I got a demo earlier this week of SugarSync‘s new features, then Kevin over at jkOntheRun beat me to the punch with his features announcement post (SugarSync Adds Email Attachment Uploads, 500 GB Plan). Like Kevin, I agree that these new features are a good thing. But unlike Kevin, I have yet to actually start using SugarSync.
Each time I hear, think or blog about SugarSync, I feel the pain of my virtual team. I hang my head in shame because, yes, we still use back-and-forth emails with attached documents with painstakingly modified file names so we know who made the changes and when. We also have started sending deliberate, emphatic emails to each project team saying “I am now giving up this document. So and so is the Keeper of This Document.”
To say that our process is antiquated is being kind. To say that it is inefficient, confusing, and painful is more like it. So once again, I experience a demo of SugarSync and get into a great discussion with the company’s CEO Laura Yecies about work process, document sharing, backups and working in the cloud. I want what she’s selling, but I’m also feeling a different kind of pain: The Pain of Adopting New Applications and Processes.
Anyone who has started and grown a company will tell you how some of the greatest challenges come as you add more people and your processes must change, but you’re so entrenched in “the way we do things” that you can’t seem to budge. The beauty of small companies like ours is that we can be nimble and flexible for our customers. But when your company is small and growing rapidly, internal flexibility can stall.
How Does SugarSync Compare to DropBox?
One of the applications my company uses now and then for file sharing and, more recently, in document versioning is Dropbox. While we like the “instant” file sharing for large files, I’m not convinced it is the way to go for sharing files that will experience further revisions over time, mostly because there isn’t a revision history. If you move something into your DropBox, the new version is now available to anyone you’ve shared the DropBox folder with and you cannot go back to an older version unless you change the file name before sharing.
SugarSync keeps a version history and renames new versions in the cloud for you to return to older documents.
DropBox is great for desktop and web working, but SugarSync beats it in terms of mobile access. SugarSync has set out to cover a set of processes that I think confounds many companies: Sync, Share, Access (including mobile). And it doed these things instantly and securely, whereas DropBox requires specific actions.

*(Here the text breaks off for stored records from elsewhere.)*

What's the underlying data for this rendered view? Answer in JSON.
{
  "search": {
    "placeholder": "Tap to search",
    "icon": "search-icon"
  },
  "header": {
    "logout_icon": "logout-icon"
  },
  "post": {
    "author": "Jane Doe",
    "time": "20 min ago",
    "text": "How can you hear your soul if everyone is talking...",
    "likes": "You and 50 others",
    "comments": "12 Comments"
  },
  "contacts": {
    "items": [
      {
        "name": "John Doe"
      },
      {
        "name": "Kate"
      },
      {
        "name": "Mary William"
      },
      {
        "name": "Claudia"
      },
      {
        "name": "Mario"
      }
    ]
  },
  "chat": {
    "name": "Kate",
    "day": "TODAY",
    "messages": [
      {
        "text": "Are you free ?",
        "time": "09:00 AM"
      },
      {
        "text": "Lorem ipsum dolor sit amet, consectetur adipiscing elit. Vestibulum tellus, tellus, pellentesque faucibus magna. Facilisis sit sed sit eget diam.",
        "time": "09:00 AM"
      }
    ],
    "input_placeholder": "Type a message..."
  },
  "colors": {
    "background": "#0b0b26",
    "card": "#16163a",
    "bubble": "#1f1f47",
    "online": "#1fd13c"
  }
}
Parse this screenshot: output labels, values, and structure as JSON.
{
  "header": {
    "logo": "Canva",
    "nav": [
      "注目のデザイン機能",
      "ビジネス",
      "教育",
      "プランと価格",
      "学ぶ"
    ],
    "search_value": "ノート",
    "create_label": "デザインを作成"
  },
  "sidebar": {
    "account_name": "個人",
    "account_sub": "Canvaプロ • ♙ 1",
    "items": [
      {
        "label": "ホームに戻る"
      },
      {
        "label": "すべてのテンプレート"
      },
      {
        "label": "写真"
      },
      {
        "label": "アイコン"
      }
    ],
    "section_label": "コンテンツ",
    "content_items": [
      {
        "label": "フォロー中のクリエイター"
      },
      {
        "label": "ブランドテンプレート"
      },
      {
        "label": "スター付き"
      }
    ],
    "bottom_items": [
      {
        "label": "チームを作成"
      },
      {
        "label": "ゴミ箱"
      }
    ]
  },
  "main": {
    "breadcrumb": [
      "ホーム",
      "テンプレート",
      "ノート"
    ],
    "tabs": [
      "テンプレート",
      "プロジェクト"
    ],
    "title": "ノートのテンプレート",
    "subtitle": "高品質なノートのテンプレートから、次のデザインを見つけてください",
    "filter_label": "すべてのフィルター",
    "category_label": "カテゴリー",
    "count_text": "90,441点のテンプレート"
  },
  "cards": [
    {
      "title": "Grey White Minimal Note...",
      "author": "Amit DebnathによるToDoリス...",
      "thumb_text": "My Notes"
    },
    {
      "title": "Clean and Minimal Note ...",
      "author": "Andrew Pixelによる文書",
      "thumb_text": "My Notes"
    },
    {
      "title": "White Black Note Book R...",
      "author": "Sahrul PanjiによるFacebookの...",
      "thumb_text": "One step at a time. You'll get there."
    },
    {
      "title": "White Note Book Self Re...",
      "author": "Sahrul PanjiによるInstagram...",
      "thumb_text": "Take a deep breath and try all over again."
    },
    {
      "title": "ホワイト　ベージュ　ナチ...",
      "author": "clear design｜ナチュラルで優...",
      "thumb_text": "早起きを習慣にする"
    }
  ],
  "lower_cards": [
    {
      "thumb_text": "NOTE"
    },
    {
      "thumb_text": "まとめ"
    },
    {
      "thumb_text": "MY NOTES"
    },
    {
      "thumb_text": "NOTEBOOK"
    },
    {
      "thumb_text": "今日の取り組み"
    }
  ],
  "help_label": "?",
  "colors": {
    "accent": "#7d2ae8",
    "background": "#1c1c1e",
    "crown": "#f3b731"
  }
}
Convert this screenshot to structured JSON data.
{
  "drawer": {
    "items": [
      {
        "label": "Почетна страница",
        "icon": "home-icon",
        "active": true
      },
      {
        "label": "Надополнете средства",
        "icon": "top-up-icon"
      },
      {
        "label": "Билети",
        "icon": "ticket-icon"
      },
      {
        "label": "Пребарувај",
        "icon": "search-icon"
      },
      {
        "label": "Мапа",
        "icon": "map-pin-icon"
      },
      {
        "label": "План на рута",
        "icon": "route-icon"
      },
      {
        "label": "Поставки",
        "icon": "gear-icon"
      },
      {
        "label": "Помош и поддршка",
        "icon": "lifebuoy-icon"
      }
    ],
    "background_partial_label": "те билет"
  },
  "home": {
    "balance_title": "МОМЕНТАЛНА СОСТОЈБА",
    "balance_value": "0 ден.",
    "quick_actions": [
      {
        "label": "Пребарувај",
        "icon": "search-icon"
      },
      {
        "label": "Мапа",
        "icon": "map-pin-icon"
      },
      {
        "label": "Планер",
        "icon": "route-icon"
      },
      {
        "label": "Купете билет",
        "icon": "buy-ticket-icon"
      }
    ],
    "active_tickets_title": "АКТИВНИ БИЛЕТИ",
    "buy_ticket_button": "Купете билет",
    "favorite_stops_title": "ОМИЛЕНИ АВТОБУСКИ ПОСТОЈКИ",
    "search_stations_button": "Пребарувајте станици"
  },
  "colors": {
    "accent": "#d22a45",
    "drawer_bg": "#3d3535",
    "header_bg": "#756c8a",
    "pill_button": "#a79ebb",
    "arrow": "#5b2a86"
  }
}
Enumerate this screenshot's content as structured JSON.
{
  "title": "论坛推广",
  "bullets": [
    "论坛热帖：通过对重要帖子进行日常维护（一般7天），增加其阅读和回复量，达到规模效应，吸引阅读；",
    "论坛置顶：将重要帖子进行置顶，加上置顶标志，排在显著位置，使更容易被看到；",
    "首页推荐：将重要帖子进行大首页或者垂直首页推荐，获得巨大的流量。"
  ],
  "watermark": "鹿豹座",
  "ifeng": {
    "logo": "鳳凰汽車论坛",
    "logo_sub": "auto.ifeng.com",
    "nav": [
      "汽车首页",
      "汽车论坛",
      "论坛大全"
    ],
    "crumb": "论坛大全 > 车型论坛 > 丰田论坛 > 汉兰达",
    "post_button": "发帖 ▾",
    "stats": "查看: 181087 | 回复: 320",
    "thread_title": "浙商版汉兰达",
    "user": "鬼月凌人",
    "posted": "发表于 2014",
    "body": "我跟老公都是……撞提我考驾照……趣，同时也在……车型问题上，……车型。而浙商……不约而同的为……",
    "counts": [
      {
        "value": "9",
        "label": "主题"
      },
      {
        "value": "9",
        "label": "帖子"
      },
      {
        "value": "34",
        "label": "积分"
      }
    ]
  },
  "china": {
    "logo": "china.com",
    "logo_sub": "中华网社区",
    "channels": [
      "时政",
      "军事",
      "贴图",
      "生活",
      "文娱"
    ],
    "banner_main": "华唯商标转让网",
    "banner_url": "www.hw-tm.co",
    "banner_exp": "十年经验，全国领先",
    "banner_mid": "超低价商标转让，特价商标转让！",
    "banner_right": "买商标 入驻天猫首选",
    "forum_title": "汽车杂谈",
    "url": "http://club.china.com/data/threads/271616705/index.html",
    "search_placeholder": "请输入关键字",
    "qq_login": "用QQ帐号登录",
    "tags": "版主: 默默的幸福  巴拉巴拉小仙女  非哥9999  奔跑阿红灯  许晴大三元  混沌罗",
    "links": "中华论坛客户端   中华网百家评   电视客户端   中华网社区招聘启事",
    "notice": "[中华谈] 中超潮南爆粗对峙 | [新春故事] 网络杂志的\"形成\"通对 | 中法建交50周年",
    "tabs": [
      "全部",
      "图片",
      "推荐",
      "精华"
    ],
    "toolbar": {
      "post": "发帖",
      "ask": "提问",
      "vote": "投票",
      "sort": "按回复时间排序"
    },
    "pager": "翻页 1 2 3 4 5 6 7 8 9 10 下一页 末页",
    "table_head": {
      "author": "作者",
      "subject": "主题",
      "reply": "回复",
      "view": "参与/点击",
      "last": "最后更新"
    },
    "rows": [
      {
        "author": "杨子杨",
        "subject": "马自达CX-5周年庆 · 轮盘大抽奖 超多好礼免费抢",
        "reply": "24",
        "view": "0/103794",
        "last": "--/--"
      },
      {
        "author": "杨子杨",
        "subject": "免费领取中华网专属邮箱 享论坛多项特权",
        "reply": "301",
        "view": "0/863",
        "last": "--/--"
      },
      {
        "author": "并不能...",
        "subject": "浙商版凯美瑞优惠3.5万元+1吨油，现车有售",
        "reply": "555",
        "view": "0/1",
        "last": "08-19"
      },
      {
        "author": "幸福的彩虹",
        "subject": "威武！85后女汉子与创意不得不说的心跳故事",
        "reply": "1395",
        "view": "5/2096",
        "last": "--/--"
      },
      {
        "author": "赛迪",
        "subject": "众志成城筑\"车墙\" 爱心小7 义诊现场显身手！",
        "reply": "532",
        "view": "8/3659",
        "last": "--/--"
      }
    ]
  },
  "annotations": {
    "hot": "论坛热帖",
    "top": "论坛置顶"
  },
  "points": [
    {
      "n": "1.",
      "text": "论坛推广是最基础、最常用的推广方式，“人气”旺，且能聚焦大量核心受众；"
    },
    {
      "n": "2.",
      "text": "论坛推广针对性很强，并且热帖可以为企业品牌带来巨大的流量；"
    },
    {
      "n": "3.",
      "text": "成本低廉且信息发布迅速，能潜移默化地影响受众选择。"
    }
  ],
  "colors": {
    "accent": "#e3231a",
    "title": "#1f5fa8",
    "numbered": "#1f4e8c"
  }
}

The Business level of SugarSync gives administrative controls such as adding and removing users at any time and setting specific access and storage limitations for each team member. With DropBox, I have to always remember that if I move something into my DropBox, it is now “gone” from my own computer files and now resides in the DropBox. With SugarSync, your files stay on your computer but sync into the cloud as well.
How Can SugarSync Ease the Pain?
I posed this question to Yecies on our call: “What do you say to people who are hesitant to adopt a new technology because they’re overloaded?”
Her reply resonated with me. “It’s easy to get started.”
Easy? I’m there. I signed up for the 2GB Free plan that allows only two users to sync and share to test the waters.
Here’s a summary of the benefits of SugarSync that I find immediately attractive for my own global virtual team:
- Our data is accessible across multiple devices and platforms.
- We can upload to SugarSync with email, which is already a tool we most commonly use anyway.
- Administrative controls helps us manage data per team member i.e. “selective sync” capabilities.
- It cuts out the need to same something locally and then to a pre-determined folder to share.
- It works behind-the-scenes so we don’t have to remember to do something to trigger syncing or sharing.
I’m sure as I start actually using SugarSync, I’ll uncover additional benefits, but when an app and service comes out that already has a lot of useful features going for it, resistance is futile.
How are you sharing and syncing your files with your team?